I'll try to submit a patch soon if I get it working.
Comment 3 Matt Peterson 2011-04-06 12:50:32 UTC
Created attachment 939 [details]
This patch fixes the problems with unmatched groups in a match.
Comment 4 Dmitry Olshansky 2011-04-20 04:04:53 UTC
(In reply to comment #3)
> Created an attachment (id=939) [details]
> This patch fixes the problems with unmatched groups in a match.

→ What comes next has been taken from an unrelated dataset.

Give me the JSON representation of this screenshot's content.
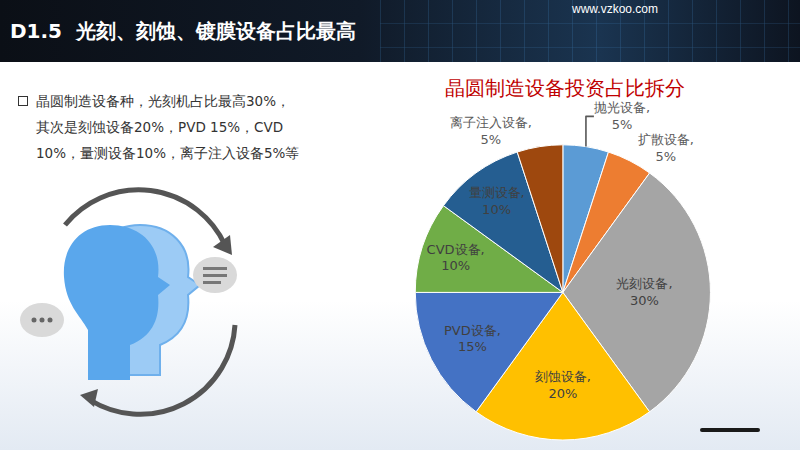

Acctually I'm working on fixing all of the issues of std.regex, see this pull request https://github.com/D-Programming-Language/phobos/pull/22

There is a litle problem with your patch.
If the match is empty (there are such regexes) or there is not match
RegexMatch.hit still happily returns "", maybe it's better to let it hit assert on no match just like it was to enforce checking of empty.
Comment 5 Dmitry Olshansky 2012-02-24 12:04:19 UTC
Things got mixed here a bit, but initial issue is a clean won't fix as it works as designed. One should test RegexMatch for empty just like any other range.

The second issue here was fixed with pull 22 for the previous version of std.regex, and never existed in a new one.